Kant sabia muitas coisas e uma delas era que existem coisas vedadas ao entendimento humano. Mesmo para quem defenda uma visão antropocêntrica do mundo, realidades como o amor e o ódio fogem a um total controlo da racionalidade. Conhecemos, porém, a “economia da felicidade” e a “psicologia do amor”. Todavia, interessante que seja que a ciência se dedique a objectos há não muitas décadas atrás “esotéricos”, aqui sou um positivista ao contrário – ponham-me o amor na ponta de um bisturi e só aí acreditarei que o saber humano o alcança em pleno.

Isso e a capacidade de mudar. De mudar-se, de regenerar-se. O tempo cronológico vai-nos ensinando – assim se espera – a aceitarmos quem connosco vive e convive, no sentido de os suportarmos apenas (no trabalho, p. ex.) ou de nos aproximarmos na plenitude do nosso ser (nas relações pessoais). E tudo o que vá para além disto não queremos, e bem. A “modernidade e o amor líquidos” (Bauman) são repasto cultural favorável – o egoísmo solipsista reinante não permite grandes esforços para além dos social e profissionalmente necessários a darmo-nos com alguém de que não gostamos. E isto, em si, nada tem de mal. É higiene mental pura e inteligente, sofisticada maneira de saber viver.

Em paz estamos quando aceitamos que tantas relações poderiam ter sido diferentes, que poderíamos ter encontrado o “homem ou mulher da vida”, não fossem estas ou aquelas características, quando depois entendemos que não existem tais coisas. As criancinhas não deviam ter de levar com princesas e príncipes encantados. Há pessoas mais ou menos compatíveis connosco, melhor, com o que somos num dado tempo e lugar, pois estamos em constante devir, do primeiro grito ao último arfar pelo ar que rareia. E não lhes podemos exigir o que eles/elas não podem dar. Também não queremos que nos exijam a nós. E é nesta zona de conforto mútuo que ficamos, que vamos estando, anos ou meses, dias, por vezes. E não há mal nisto. A volatilidade das relações humanas acompanha a volatilidade das mundanas verdades pós-modernas. Há Verdades com maiúsculas, mas estas não se consomem à velocidade de um tweet.

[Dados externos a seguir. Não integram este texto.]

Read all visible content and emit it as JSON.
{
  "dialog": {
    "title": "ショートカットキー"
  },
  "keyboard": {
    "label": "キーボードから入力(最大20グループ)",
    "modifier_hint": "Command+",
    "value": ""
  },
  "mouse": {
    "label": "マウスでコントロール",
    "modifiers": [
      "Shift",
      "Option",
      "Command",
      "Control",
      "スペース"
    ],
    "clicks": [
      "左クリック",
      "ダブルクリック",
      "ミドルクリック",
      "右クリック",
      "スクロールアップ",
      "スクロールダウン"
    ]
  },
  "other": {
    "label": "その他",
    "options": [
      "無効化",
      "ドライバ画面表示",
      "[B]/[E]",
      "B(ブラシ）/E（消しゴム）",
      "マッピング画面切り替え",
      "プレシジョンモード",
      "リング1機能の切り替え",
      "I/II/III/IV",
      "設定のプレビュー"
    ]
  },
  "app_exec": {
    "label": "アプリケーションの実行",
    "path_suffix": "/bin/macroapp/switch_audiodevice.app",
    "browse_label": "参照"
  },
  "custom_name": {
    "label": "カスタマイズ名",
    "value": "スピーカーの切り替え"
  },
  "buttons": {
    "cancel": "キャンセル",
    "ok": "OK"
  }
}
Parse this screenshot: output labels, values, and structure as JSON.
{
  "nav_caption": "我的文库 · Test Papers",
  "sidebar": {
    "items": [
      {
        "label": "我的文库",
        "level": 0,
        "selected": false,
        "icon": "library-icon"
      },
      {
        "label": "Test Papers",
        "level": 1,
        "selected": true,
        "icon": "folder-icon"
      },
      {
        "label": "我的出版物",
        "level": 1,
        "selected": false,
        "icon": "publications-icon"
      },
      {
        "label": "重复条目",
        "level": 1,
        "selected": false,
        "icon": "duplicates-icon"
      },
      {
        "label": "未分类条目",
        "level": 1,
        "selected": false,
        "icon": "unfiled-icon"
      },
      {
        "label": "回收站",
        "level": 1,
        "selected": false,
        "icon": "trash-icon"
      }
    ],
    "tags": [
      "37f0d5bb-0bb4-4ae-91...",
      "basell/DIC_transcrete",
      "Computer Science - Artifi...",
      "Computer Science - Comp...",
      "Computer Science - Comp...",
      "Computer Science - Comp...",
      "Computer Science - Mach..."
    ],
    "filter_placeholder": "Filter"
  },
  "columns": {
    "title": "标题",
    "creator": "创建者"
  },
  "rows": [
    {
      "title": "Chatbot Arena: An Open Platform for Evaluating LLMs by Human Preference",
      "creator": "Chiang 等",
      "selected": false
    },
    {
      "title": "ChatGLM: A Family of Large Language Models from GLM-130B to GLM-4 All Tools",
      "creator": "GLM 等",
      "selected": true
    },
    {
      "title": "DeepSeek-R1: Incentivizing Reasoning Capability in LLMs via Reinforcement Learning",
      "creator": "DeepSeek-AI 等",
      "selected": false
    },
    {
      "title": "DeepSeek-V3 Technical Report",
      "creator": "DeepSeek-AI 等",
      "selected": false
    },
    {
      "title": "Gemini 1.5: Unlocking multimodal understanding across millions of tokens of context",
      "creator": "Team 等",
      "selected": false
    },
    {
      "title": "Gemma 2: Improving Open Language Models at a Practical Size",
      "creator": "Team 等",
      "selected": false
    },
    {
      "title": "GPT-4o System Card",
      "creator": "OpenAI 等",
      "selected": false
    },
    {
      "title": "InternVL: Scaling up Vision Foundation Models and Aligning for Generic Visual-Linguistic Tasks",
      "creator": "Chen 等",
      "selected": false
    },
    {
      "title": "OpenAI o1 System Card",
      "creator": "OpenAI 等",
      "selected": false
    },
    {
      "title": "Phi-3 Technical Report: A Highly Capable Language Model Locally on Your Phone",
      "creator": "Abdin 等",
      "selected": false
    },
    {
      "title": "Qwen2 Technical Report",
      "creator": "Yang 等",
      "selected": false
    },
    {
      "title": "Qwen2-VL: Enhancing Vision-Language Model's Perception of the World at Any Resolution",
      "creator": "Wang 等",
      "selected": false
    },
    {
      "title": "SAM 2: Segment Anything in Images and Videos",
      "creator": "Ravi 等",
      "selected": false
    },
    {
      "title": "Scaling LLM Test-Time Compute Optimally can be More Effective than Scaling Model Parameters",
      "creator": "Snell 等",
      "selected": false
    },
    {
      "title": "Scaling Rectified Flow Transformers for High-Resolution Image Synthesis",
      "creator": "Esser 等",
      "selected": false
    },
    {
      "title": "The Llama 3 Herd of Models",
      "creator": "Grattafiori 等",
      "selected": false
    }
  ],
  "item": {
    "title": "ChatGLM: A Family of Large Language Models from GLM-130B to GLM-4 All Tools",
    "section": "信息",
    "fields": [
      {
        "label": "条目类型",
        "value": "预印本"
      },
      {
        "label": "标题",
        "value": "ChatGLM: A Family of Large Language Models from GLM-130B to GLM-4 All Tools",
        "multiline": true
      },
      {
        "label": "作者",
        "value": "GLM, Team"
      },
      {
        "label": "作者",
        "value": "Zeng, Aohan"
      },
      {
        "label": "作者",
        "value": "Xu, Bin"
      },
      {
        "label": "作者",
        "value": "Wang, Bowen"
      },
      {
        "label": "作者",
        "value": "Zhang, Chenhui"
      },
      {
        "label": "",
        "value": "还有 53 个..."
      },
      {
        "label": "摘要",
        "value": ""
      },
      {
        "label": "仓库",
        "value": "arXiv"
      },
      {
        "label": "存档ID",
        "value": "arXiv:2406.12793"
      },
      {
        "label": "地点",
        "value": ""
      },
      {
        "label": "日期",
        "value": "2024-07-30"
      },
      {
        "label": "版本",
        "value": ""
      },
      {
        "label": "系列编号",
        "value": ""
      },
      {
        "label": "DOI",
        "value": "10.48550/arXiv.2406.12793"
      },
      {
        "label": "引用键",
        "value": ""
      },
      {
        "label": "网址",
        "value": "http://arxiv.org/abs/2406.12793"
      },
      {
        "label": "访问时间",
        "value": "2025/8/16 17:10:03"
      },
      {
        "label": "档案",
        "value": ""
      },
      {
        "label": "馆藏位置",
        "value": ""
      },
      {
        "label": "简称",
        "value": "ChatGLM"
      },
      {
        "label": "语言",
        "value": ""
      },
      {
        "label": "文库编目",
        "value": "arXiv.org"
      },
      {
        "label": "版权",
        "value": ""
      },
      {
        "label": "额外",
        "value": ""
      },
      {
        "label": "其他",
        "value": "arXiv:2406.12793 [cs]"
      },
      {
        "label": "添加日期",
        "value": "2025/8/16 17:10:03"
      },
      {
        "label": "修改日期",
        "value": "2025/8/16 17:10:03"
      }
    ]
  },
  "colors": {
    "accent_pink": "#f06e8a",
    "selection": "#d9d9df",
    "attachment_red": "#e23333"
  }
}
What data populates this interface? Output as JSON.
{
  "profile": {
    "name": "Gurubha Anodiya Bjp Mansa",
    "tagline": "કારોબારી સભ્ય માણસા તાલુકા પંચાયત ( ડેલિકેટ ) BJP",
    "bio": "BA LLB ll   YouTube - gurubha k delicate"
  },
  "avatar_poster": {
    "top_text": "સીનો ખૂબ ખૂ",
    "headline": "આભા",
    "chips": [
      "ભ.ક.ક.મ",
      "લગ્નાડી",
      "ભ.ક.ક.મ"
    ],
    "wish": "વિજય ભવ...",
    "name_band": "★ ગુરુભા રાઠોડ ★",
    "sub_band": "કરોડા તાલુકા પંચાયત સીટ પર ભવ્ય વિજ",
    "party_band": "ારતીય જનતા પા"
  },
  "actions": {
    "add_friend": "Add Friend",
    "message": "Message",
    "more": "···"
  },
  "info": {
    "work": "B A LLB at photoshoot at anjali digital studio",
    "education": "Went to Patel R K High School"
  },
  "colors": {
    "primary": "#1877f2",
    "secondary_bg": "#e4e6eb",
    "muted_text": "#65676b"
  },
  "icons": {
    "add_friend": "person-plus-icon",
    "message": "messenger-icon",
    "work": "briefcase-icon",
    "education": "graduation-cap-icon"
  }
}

Tantas são as condicionantes que, em termos probabilísticos, cada vez mais me surpreendo com os relacionamentos amorosos significativos existentes. Um estatístico diria que são próximos do zero. Mas as pessoas tentam e voltam a tentar, e esperança renovada haja por cada queda. 

Isso e o banimento da perspectiva moralista do que é uma relação: quem são os elementos da mesma, que características devem ter, como se devem comportar. A estatização moralizante de alguns, que até se dizem “progressistas”, é assombrosa e só encontra paralelo no péssimo conceito paternalista de “tolerante”. É este último o berço de todos os discursos de ódio que infernizam o espaço público, de tanto sofrimento escondido. Tolerante, o tanas! Eu tenho apenas de saber que há pessoas que amam da mesma forma que todo o ser humano, independentemente  do/a destinatário/a dessa forma sublime de respirar com o outro, em todos os matizes possíveis entre adultos responsáveis.

Estamos todos em processo – de aceitarmos que o/a companheiro/a é aquela pessoa concreta, com qualidades e defeitos, com quem queremos ou não estar (lixo com as relações tóxicas!) – e – o que às vezes é tão ou mais difícil – aceitarmos que não é justo para nós lançarmos mãos de ferramentas de camuflagem social para agradarmos à contraparte: mais tarde ou mais cedo a natureza dá voz ao rugido de leão ou leoa. Aceitação de nós mesmos com a cintilante inteligência emocional de que os barrotes do ser são para conservar e que os adornos sazonais se podem eliminar ou mudar de lugar. É essa, também, uma prova de amor próprio e aos outros.